Kupang (AntaraNews NTT) - Kepala Dinas Kelautan dan Perikanan (DKP) Provinsi Nusa Tenggara Timur Ganef Wurgiyanto mengatakan, ambergris atau muntahan dari ikan paus yang disita petugas Balai Besar Konservasi Sumber Daya Alam (BBKSDA) NTT beberapa waktu lalu telah dikembalikan kepada pemiliknya.
"Muntahan Paus tersebut telah dikembalikan kepada penemu sekaligus pemiliknya yaitu Marsel Lupung oleh Pihak BBKSDA NTT beberapa hari lalu," kata Ganef Wurgiyanto kepada Antara di Kupang, Senin (28/5).
Dia mengemukakan hal itu, berkaitan dengan perkembangan penanganan kasus penyitaan muntahan ikan paus yang dikenal sebagai Ambergris oleh BBKSDA NTT beberapa waktu lalu.
Pada 7 April 2018 lalu, Petugas Balai Besar Konservasi Sumber Daya Alam (BBKSDA) NTT menyita ambergris dari Marsel Lupung, seorang warga Desa Sulamu, Kecamatan Sulamu, Kabupaten Kupang.

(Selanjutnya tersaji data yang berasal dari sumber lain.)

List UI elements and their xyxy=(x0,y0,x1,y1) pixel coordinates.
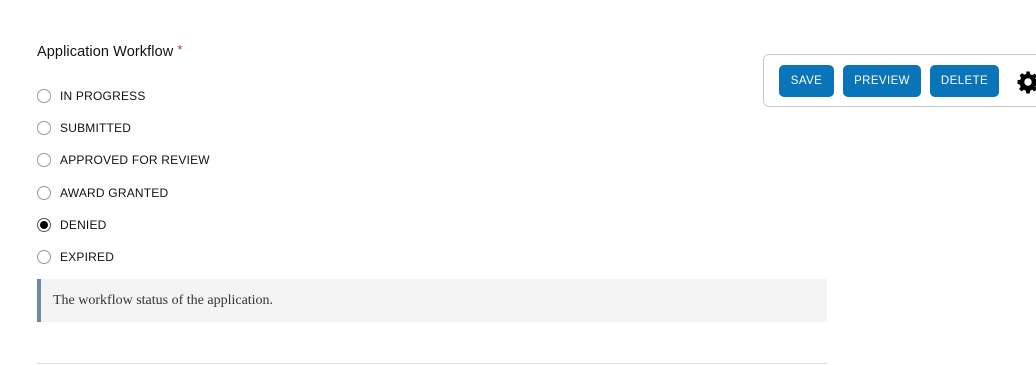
field-description: The workflow status of the application. xyxy=(37,279,827,322)
radio-option-submitted[interactable]: SUBMITTED xyxy=(37,119,131,137)
radio-option-approved-for-review[interactable]: APPROVED FOR REVIEW xyxy=(37,151,210,169)
radio-button[interactable] xyxy=(37,89,51,103)
radio-label: SUBMITTED xyxy=(60,121,132,135)
divider xyxy=(37,363,827,364)
delete-button[interactable]: DELETE xyxy=(930,65,999,97)
preview-button[interactable]: PREVIEW xyxy=(843,65,921,97)
field-label-text: Application Workflow xyxy=(37,44,174,60)
radio-option-in-progress[interactable]: IN PROGRESS xyxy=(37,87,146,105)
radio-button[interactable] xyxy=(37,218,51,232)
radio-label: IN PROGRESS xyxy=(60,89,146,103)
radio-button[interactable] xyxy=(37,186,51,200)
field-label: Application Workflow * xyxy=(37,42,183,60)
required-marker: * xyxy=(177,42,183,57)
save-button[interactable]: SAVE xyxy=(779,65,834,97)
radio-label: AWARD GRANTED xyxy=(60,186,169,200)
radio-button[interactable] xyxy=(37,153,51,167)
radio-option-expired[interactable]: EXPIRED xyxy=(37,248,114,266)
help-text: The workflow status of the application. xyxy=(53,292,274,308)
radio-label: APPROVED FOR REVIEW xyxy=(60,153,210,167)
action-toolbar: SAVE PREVIEW DELETE xyxy=(763,54,1036,107)
radio-button[interactable] xyxy=(37,250,51,264)
radio-option-denied[interactable]: DENIED xyxy=(37,216,107,234)
radio-label: DENIED xyxy=(60,218,107,232)
gear-icon[interactable] xyxy=(1016,70,1036,94)
radio-button[interactable] xyxy=(37,121,51,135)
radio-label: EXPIRED xyxy=(60,250,115,264)
radio-option-award-granted[interactable]: AWARD GRANTED xyxy=(37,184,168,202)
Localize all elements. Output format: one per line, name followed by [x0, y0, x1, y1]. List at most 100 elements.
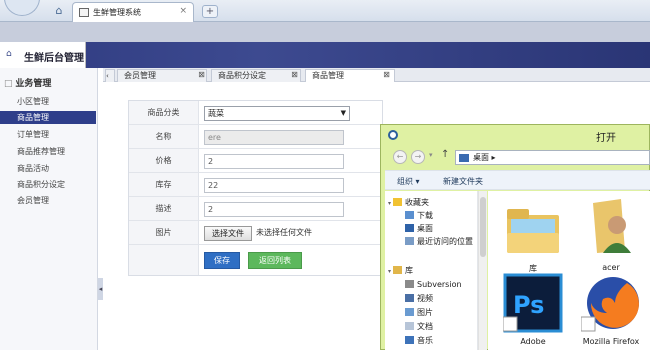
stock-field[interactable]: 22: [204, 178, 344, 193]
tab-scroll-left[interactable]: ‹: [105, 69, 115, 82]
address-bar[interactable]: 桌面 ▸: [455, 150, 650, 165]
nav-music[interactable]: 音乐: [405, 335, 433, 347]
dialog-title: 打开: [596, 133, 616, 144]
sidebar-item-recommendations[interactable]: 商品推荐管理: [0, 145, 96, 158]
recent-places-icon: [405, 237, 414, 245]
sidebar-group-label: 业务管理: [15, 79, 52, 89]
organize-menu[interactable]: 组织 ▾: [397, 176, 420, 187]
app-banner: [0, 22, 650, 42]
download-icon: [405, 211, 414, 219]
dialog-files-pane: 库 acer Ps Adobe Mozilla Firefox: [488, 191, 650, 350]
history-dropdown-icon[interactable]: ▾: [429, 151, 433, 159]
category-select[interactable]: 蔬菜 ▼: [204, 106, 350, 121]
sidebar-item-activities[interactable]: 商品活动: [0, 162, 96, 175]
choose-file-button[interactable]: 选择文件: [204, 226, 252, 241]
form-row-description: 描述 2: [129, 197, 382, 221]
tab-label: 商品管理: [312, 71, 344, 80]
sidebar-item-orders[interactable]: 订单管理: [0, 128, 96, 141]
dialog-navigation-pane: ▾ 收藏夹 下载 桌面 最近访问的位置 ▾ 库 Subversion 视频 图片 文…: [385, 191, 478, 350]
tab-points-settings[interactable]: 商品积分设定: [211, 69, 301, 82]
svg-text:Ps: Ps: [513, 291, 544, 319]
star-icon: [393, 198, 403, 206]
app-header: [0, 42, 650, 68]
nav-video[interactable]: 视频: [405, 293, 433, 305]
close-tab-icon[interactable]: ×: [179, 6, 187, 16]
save-button[interactable]: 保存: [204, 252, 240, 269]
nav-documents[interactable]: 文档: [405, 321, 433, 333]
file-label: Mozilla Firefox: [582, 337, 640, 346]
chevron-left-icon: ‹: [106, 72, 109, 80]
desktop-icon: [405, 224, 414, 232]
file-item-adobe[interactable]: Ps Adobe: [500, 273, 566, 350]
home-icon: ⌂: [6, 49, 12, 59]
nav-pane-scrollbar[interactable]: [478, 191, 487, 350]
collapse-icon: □: [4, 79, 16, 89]
close-icon[interactable]: ⊠: [197, 70, 206, 79]
product-form: 商品分类 蔬菜 ▼ 名称 ere 价格 2 库存 22 描述 2 图片 选择文件 …: [128, 100, 383, 276]
nav-desktop[interactable]: 桌面: [405, 223, 433, 235]
form-row-price: 价格 2: [129, 149, 382, 173]
field-label: [129, 245, 199, 275]
description-field[interactable]: 2: [204, 202, 344, 217]
sidebar-toggle[interactable]: ◂: [98, 278, 103, 300]
form-row-image: 图片 选择文件 未选择任何文件: [129, 221, 382, 245]
field-label: 商品分类: [129, 101, 199, 124]
field-label: 价格: [129, 149, 199, 172]
file-label: acer: [602, 263, 620, 272]
nav-pictures[interactable]: 图片: [405, 307, 433, 319]
sidebar-group-business[interactable]: □ 业务管理: [4, 76, 51, 89]
nav-favorites[interactable]: ▾ 收藏夹: [388, 197, 429, 209]
dialog-app-icon: [388, 130, 398, 140]
nav-downloads[interactable]: 下载: [405, 210, 433, 222]
file-status: 未选择任何文件: [256, 228, 312, 237]
folder-icon: [507, 209, 559, 253]
page-icon: [79, 8, 89, 17]
file-item-library[interactable]: 库: [500, 195, 566, 275]
scrollbar-thumb[interactable]: [480, 197, 486, 257]
forward-arrow-icon[interactable]: →: [411, 150, 425, 164]
select-value: 蔬菜: [208, 109, 224, 118]
browser-tab[interactable]: 生鲜管理系统 ×: [72, 2, 194, 22]
subversion-icon: [405, 280, 414, 288]
app-title: 生鲜后台管理: [24, 53, 84, 64]
browser-tab-title: 生鲜管理系统: [93, 8, 141, 17]
form-row-stock: 库存 22: [129, 173, 382, 197]
folder-icon: [459, 154, 469, 162]
sidebar-item-community[interactable]: 小区管理: [0, 95, 96, 108]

Kasus ini selanjutnya diserahkan kepada Balai Pengamanan dan Penegakan Hukum (BPPH) Lingkungan Hidup dan Kelautan (LHK) Wilayah Jawa-Bali-Nusa Tenggara untuk dilakukan penyidikan.
Baca juga: Pemilik muntahan paus minta temuannya dikembalikan
Menurut dia, setelah sebulan melakukan penyidikan, akhirnya Penyidik BPPH LHK Jawa Bali Nusra tidak menemukan adanya aturan yang melarang perdagangan Muntahan Paus (Ambergris), karena itu kasus ini dihentikan serta muntahan paus tersebut dikembalikan kepada penemu, sekaligus pemiliknya yaitu Marsel Lupung oleh Pihak BBKSDA NTT.
Pengembalian muntahan paus itu melalui proses secara resmi yakni disertai adanya penandatanganan berita acara penyerahan barang sitaan di DKP NTT.
"Artinya, sudah tidak ada masalah. Proses sudah selesai dan karena tidak ditemukan adanya larangan maka barang sitaan itu dikembalikan." katanya.
Dia berharap, tidak ada tuduhan yang aneh-aneh kepada petugas yang melakukan penyitaan terhadap muntahan paus itu.
Ambergris dikenal sebagai muntahan isi perut paus jenis sperma atau yang oleh masyarakat NTT dikenal dengan sebutan Koteklema (paus berkepala kotak), dan dulu banyak digunakan sebagai bahan pewangi parfum serta obat-obatan dengan harga relatif tinggi.